Here's an excellent commentary that appeared on the Minnesota Public Radio website today. I posted a comment on the piece.
N-word in 'Huck Finn' Starts a Conversation We Need to Have
by David Cazares
Minnesota Public Radio
January 12, 2011
I sat with my daughter last weekend to discuss a book I thought she hadn't yet read, with no intention of choosing my words delicately.
Though she's only in middle school, I wanted her to know all about a controversial plan to remove the word "nigger" from Mark Twain's novel "The Adventures of Huckleberry Finn" -- and that she should read the unchanged work. Click here to read the whole commentary.
My posted comment:
You're so right. It's ludicrous to think that we should rewrite historic books and documents in order to make them more accessible to contemporary readers. Better to have the conversations and work through the ugly realities than to cover them up.

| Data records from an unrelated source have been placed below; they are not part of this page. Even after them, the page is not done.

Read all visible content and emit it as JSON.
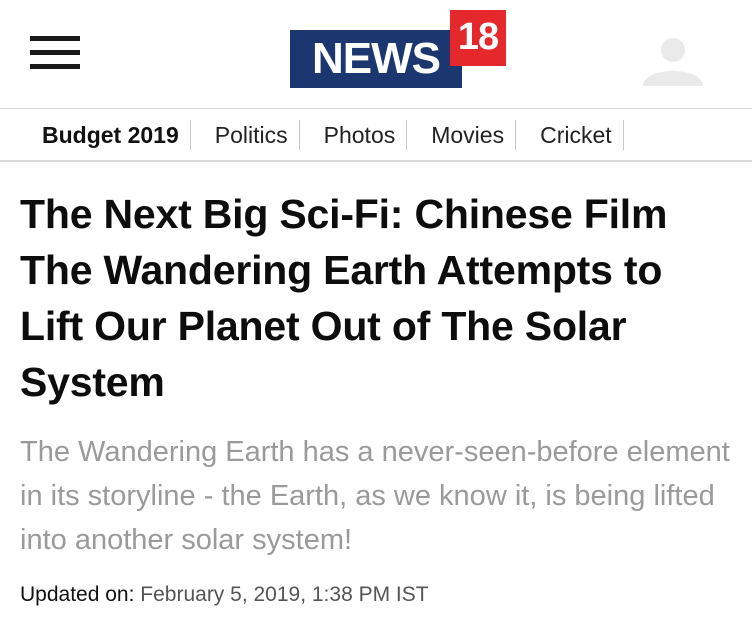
{
  "header": {
    "menu_icon": "hamburger-menu-icon",
    "logo": {
      "word": "NEWS",
      "number": "18",
      "colors": {
        "word_bg": "#1c3770",
        "number_bg": "#e4282b",
        "text": "#ffffff"
      }
    }
  },
  "nav": {
    "items": [
      {
        "label": "Budget 2019",
        "active": true
      },
      {
        "label": "Politics"
      },
      {
        "label": "Photos"
      },
      {
        "label": "Movies"
      },
      {
        "label": "Cricket"
      }
    ]
  },
  "article": {
    "headline": "The Next Big Sci-Fi: Chinese Film The Wandering Earth Attempts to Lift Our Planet Out of The Solar System",
    "summary": "The Wandering Earth has a never-seen-before element in its storyline - the Earth, as we know it, is being lifted into another solar system!",
    "updated_label": "Updated on:",
    "updated_value": "February 5, 2019, 1:38 PM IST"
  }
}
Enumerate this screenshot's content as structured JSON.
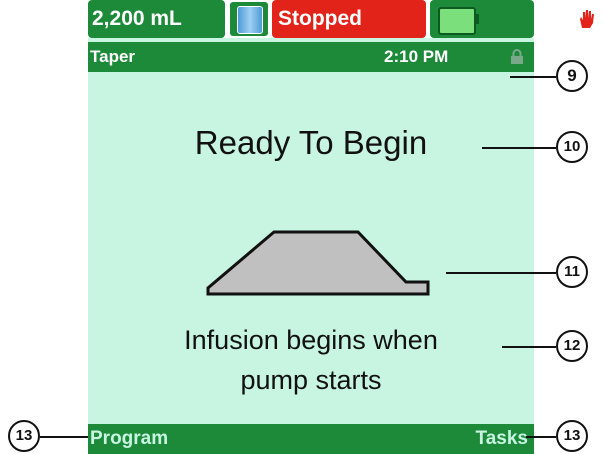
{
  "status_bar": {
    "volume": "2,200 mL",
    "status": "Stopped",
    "bag_icon": "iv-bag-icon",
    "hand_icon": "stop-hand-icon",
    "battery_icon": "battery-icon"
  },
  "header": {
    "title": "Taper",
    "time": "2:10 PM",
    "lock_icon": "lock-icon"
  },
  "main": {
    "title": "Ready To Begin",
    "profile_icon": "taper-profile-graphic",
    "info_line1": "Infusion begins when",
    "info_line2": "pump starts"
  },
  "softkeys": {
    "left": "Program",
    "right": "Tasks"
  },
  "callouts": {
    "c9": "9",
    "c10": "10",
    "c11": "11",
    "c12": "12",
    "c13_left": "13",
    "c13_right": "13"
  },
  "colors": {
    "bar_green": "#1d8a3a",
    "screen_bg": "#c8f4e2",
    "status_red": "#e2231a"
  }
}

I would add that this is as important for young people of all races. I don't want my white grandchildren to be "protected" from learning and understanding the racist and hateful attitudes, words, and experiences of American history. Better for them to read with discomfort, dismay, and even shock at how things have been in the past. Integrity and character for today is best served by an honest view of history.
Thank you so much for sharing your perspective.
I've been noticing the same thing in reading Nietszche, regarding gender relations. Relative to other German writers of the late 1800s, he was remarkably conscientious of using gender unspecific pronouns; but then he has entire sections in which it's implied that women serve as pleasant distractions in man's drive towards enlightenment; that women are only enlightened by proxy.
ReplyDeleteOmitting that would be unfair to Nietszche, but it does't mean I have to operate under the same assumptions.